FAQs:
analyze_completed
table?
How to read the - status_check column
status_check_value | Explanation In Code | In Simpler form |
---|---|---|
0 | Tor Blocked | Tor is discriminated |
1 | Site is blocked on tor and non-tor browsers | Tor is not discriminated . Both are blocked from server-side |
2 | Tor is not blocked, rather non-tor browser is blocked | Tor is not discriminated :) |
Proceed for further tests.. |
- dom_analyze column
dom_analyze_value | Explanation In Code | In Simpler form |
---|---|---|
0 | Tor most probably Errors!! | Tor is discriminated |
1 | Resembles same | Tor is not discriminated |
2 | Survived Checklist but still doubt (Further modules might help) | Tor is not discriminated |
3 | Doubtful case!! checking for keywords... Tor Blocked : checklist!! |
Tor is discriminated |
4 | Equal | Tor is not discriminated |
- captcha_checker column
captcha_checker_value | Explanation In Code | In Simpler form |
---|---|---|
0 | Same... | Tor is not discriminated |
1 | Captcha Present | Tor is discriminated |
Why separate modules when the Consensus Lite Module is actually nothing but similar to the DOM Analysis?

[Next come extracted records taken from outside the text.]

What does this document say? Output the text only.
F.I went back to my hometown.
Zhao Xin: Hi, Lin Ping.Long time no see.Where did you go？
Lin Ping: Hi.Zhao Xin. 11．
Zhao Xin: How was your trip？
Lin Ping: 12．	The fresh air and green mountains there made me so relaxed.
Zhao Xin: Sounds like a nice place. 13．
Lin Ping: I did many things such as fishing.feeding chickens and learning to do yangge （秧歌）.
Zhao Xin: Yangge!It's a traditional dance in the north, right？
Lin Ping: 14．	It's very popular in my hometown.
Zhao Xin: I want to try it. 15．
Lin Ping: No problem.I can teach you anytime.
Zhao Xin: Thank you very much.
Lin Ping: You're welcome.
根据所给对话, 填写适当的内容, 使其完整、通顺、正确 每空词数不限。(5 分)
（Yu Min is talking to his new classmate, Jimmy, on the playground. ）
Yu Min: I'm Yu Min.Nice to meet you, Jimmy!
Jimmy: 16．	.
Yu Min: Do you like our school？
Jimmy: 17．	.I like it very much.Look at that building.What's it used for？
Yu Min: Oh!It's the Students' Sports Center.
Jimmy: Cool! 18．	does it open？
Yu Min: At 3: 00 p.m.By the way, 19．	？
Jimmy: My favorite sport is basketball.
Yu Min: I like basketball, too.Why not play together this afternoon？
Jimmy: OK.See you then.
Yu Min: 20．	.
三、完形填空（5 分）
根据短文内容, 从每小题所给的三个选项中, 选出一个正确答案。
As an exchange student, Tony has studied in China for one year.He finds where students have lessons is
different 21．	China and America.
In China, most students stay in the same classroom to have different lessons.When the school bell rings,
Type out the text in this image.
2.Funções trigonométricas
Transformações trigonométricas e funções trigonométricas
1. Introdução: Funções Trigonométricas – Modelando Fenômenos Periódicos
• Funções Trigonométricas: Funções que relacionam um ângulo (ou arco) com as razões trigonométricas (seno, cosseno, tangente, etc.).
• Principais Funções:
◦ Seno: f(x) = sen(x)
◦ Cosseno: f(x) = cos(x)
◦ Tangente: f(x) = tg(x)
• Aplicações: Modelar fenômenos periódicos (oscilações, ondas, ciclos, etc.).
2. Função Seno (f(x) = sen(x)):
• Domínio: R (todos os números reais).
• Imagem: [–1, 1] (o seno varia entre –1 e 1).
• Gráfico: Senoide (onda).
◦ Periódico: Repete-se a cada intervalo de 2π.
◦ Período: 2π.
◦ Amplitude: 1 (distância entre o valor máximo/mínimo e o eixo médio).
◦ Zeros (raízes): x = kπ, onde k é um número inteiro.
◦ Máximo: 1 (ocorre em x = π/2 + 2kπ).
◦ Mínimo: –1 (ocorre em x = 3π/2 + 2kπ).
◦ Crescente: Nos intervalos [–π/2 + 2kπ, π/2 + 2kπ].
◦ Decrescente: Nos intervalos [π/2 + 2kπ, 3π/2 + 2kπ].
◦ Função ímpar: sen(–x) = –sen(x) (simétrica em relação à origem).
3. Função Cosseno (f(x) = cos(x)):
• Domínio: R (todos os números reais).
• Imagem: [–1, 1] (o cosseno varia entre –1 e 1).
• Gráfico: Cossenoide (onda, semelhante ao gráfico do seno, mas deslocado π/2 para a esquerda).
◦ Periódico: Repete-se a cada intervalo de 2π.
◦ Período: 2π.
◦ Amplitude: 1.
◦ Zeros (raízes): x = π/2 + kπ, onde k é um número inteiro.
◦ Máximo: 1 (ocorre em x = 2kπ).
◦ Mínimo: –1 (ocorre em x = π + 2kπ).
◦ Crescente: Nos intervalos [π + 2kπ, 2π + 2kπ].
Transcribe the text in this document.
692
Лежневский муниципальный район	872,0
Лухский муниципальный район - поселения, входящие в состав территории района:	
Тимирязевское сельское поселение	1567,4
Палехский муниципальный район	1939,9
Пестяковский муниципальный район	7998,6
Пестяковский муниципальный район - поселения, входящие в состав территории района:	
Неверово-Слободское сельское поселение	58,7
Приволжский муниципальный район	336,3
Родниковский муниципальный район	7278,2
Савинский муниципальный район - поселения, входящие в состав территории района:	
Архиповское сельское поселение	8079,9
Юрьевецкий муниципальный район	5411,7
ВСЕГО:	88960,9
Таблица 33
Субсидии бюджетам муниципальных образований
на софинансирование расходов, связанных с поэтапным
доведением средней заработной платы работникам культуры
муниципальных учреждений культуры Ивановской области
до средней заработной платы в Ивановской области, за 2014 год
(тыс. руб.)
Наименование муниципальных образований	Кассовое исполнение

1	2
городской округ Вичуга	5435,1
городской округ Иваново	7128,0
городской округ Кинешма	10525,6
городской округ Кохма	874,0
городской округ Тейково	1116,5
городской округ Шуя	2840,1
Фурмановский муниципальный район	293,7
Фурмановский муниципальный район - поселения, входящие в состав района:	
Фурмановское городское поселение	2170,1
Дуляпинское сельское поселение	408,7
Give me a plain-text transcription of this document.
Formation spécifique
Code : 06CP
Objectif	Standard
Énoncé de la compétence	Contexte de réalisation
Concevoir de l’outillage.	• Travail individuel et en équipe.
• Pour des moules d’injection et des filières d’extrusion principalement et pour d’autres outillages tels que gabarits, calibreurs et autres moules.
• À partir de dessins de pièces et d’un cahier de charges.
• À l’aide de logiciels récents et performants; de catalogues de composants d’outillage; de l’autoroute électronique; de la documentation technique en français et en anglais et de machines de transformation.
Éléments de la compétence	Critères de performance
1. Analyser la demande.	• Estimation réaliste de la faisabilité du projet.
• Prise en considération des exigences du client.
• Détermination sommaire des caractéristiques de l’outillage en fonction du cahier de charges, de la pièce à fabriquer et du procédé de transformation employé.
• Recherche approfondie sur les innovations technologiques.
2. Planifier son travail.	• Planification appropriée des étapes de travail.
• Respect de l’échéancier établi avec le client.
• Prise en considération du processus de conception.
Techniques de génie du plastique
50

While creating the modules, first I decided to compare the Structure of the HTML data returned by the control node as well as tor node and come to conclusions. For the demo purpose it did work. Check it out here.
Further on tinkering more I came to conclusions that many websites work on geo-location
based principle. So it would be possible that a website from two different countries won't be similar. Therefore, I came up with VPNs/Proxies/Web-Proxies in that same region to further reduce the scope of error. Because we now do have a hint about how a website might appear in that specific country/region. Of-course if our proxy isn't blocked :P
So, there are cases when we don't want to call the consensus lite hence making the application a bit optimized , like when both tor and control nodes have exact same resemblance of DOM nodes count or even similar (structure). I found Wikipedia being one such example. Now we don't really require much measurements here, because we assume our Control Node (non-tor node) to be an Autonomous System (AS) that doesn’t censor or modify the requests.
Why did I call the Consensus Lite Module, when DOMs are very different (we already know that we get a different page) so why not call the module when the DOMs are similar?
Yes that is totally correct, we already know we have got a different page, but we don't really know if that different page is a blocked page or a page belonging to that particular country. For instance assume Dominos, (might redirect you to different url) or websites similar to it, where websites are mapped by geo-locations
and let's say our control node or non-tor node is somewhere in Europe (Germany) and tor exit node belonging to the US, there could be quite some difference in this page (even totally different). So it could be either similar, or not at all similar, but we don't really know if it's blocking Tor node or not!